Hikâye, Türk edebiyatının önemli isimlerinden biri olan Sait Faik Abasıyanık'ın kaleminden çıkmıştır. "Mendil Altında", yazarın insanı ve toplumu derinlemesine gözlemleyen, sıradan görünen anların içindeki büyük duyguları yakalayan öykücülüğünün güzel bir örneğidir. Bu yazıda, hikâyenin özetini, karakterlerini, temasını ve edebi önemini ele alacağız.
Olay, İstanbul'un eski bir mahallesinde, bir kahvehanede geçer. Kahvehanenin müdavimlerinden biri olan Zühtü Bey, her akşam mendilini masanın üzerine serip, altına bir miktar para koyarak okey oynamaktadır. Bu mendil ve altındaki para, onun için sadece bir oyun aracı değil, aynı zamanda bir saygınlık, varlık ve geçmişe dair bir simge haline gelmiştir.
Zühtü Bey, bu mendil altı ritüeliyle çevresindekilere, özellikle de genç ve yoksul kahveci çırağına, kaybettiği maddi ve manevi statüsünü hatırlatmaya çalışır. Ancak bir gün, mendil altına koyduğu paranın azaldığını fark eder. Bu kayıp, onun için büyük bir itibar kaybı anlamına gelir. Paranın kim tarafından alındığı asla tam olarak anlaşılamaz, ancak şüpheler kahveci çırağına yönelir.
Sonunda, mendil altındaki para tamamen kaybolduğunda, Zühtü Bey'in kahvehanedeki saygınlığı da söner. Ritüel ve onun getirdiği saygı bitmiş, Zühtü Bey eski, silik bir figüre dönüşmüştür. Hikâye, bu küçük dünyadaki itibar, yoksulluk, yalnızlık ve değişen değerler üzerine derin bir sessizlikle sona erer.

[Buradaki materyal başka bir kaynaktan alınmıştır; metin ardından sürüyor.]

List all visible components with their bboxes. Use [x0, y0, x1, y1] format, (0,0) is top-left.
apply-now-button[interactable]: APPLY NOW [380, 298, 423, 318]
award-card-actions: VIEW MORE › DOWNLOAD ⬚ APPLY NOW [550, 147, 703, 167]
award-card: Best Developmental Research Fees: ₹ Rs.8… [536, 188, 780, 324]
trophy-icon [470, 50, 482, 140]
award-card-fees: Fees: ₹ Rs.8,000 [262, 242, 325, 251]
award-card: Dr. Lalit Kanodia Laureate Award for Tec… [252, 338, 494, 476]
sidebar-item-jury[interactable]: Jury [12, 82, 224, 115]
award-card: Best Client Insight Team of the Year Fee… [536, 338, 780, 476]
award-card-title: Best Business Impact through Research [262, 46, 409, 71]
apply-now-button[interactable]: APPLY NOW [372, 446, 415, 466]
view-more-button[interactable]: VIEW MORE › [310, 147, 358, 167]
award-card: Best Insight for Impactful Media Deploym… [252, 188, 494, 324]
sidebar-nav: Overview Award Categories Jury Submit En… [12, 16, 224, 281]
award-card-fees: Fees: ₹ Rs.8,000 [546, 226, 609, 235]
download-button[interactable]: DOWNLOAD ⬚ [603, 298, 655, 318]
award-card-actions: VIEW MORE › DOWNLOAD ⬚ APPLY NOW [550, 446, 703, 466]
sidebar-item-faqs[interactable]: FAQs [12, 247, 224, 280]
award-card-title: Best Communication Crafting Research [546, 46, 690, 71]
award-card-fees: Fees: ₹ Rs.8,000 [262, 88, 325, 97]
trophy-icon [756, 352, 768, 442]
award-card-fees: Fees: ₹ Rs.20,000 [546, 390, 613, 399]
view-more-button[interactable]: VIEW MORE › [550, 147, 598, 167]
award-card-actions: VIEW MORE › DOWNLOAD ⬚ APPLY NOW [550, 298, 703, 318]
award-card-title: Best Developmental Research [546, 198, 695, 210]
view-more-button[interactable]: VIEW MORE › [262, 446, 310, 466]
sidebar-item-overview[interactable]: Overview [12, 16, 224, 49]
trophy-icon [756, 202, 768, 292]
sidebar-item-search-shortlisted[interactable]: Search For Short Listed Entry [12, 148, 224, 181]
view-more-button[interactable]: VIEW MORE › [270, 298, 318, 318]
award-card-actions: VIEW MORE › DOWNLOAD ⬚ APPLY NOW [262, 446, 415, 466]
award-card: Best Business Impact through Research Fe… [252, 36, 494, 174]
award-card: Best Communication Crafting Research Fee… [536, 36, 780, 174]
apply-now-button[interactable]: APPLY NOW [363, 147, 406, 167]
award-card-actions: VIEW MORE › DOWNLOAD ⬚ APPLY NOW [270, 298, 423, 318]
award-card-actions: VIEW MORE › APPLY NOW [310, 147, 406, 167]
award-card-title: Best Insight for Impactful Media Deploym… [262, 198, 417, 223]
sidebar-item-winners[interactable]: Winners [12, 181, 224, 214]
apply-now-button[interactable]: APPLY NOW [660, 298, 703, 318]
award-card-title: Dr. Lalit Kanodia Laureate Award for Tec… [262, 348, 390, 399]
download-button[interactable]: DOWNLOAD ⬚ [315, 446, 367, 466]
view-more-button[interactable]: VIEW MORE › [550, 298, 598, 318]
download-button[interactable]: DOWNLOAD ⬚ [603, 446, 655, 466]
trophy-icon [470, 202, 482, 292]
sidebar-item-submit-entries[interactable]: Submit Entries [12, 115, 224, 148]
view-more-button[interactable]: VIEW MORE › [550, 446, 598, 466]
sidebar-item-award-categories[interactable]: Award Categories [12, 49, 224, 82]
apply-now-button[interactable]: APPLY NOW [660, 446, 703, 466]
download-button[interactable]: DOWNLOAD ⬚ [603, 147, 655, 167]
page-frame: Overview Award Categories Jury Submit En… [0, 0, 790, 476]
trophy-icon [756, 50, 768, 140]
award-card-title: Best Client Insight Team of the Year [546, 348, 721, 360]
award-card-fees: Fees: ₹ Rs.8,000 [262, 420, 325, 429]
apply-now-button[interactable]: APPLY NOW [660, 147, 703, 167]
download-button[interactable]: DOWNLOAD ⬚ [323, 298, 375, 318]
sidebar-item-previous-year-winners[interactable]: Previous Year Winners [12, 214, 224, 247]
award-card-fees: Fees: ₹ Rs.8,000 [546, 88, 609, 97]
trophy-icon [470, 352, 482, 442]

Sait Faik, bu hikâyesinde tipik "durum öykücülüğü"nü sergiler. Olaydan çok, bir durumu, bir karakterin ruh halini ve toplumsal kesiti anlatır. Sade, akıcı ve şiirsel bir dili vardır. Kahvehane gibi sıradan bir mekânı, insanlık hallerinin sergilendiği bir sahneye dönüştürür.
"Mendil Altında", küçük insanın büyük trajedisini, gösteriş ve itibar arkasındaki boşluğu ve insanın değişime karşı direncini son derece incelikli bir şekilde işler. Sait Faik'in insan sevgisi ve toplumsal duyarlılığı, bu hikâyede de kendini hissettirir.

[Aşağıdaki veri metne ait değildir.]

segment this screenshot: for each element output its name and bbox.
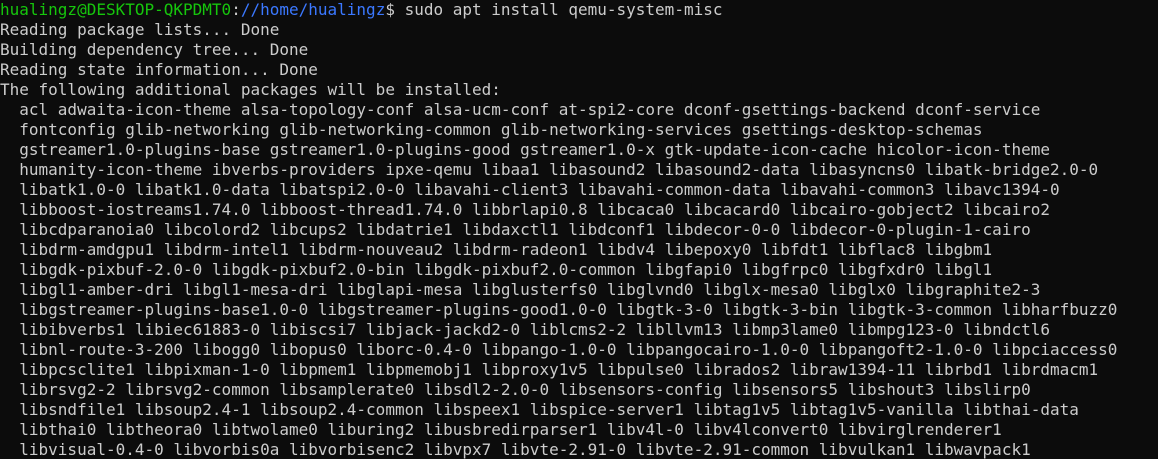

"Mendil Altında", Sait Faik Abasıyanık'ın ustalığını yansıtan, kısa ama derinlikli bir öyküdür. Bir mendil ve birkaç liranın arkasına saklanmış bir insanın onur mücadelesini, yalnızlığını ve çöküşünü anlatır. Okura, görünenin ardındaki görünmeyen hikâyeleri düşünmeyi, insanlara ve onların küçük ritüellerine daha dikkatli bakmayı öğütler. Türk öykücülüğünün klasikleri arasında sayılan bu eser, her okunduğunda yeni anlamlar katmanları sunmaya devam eder.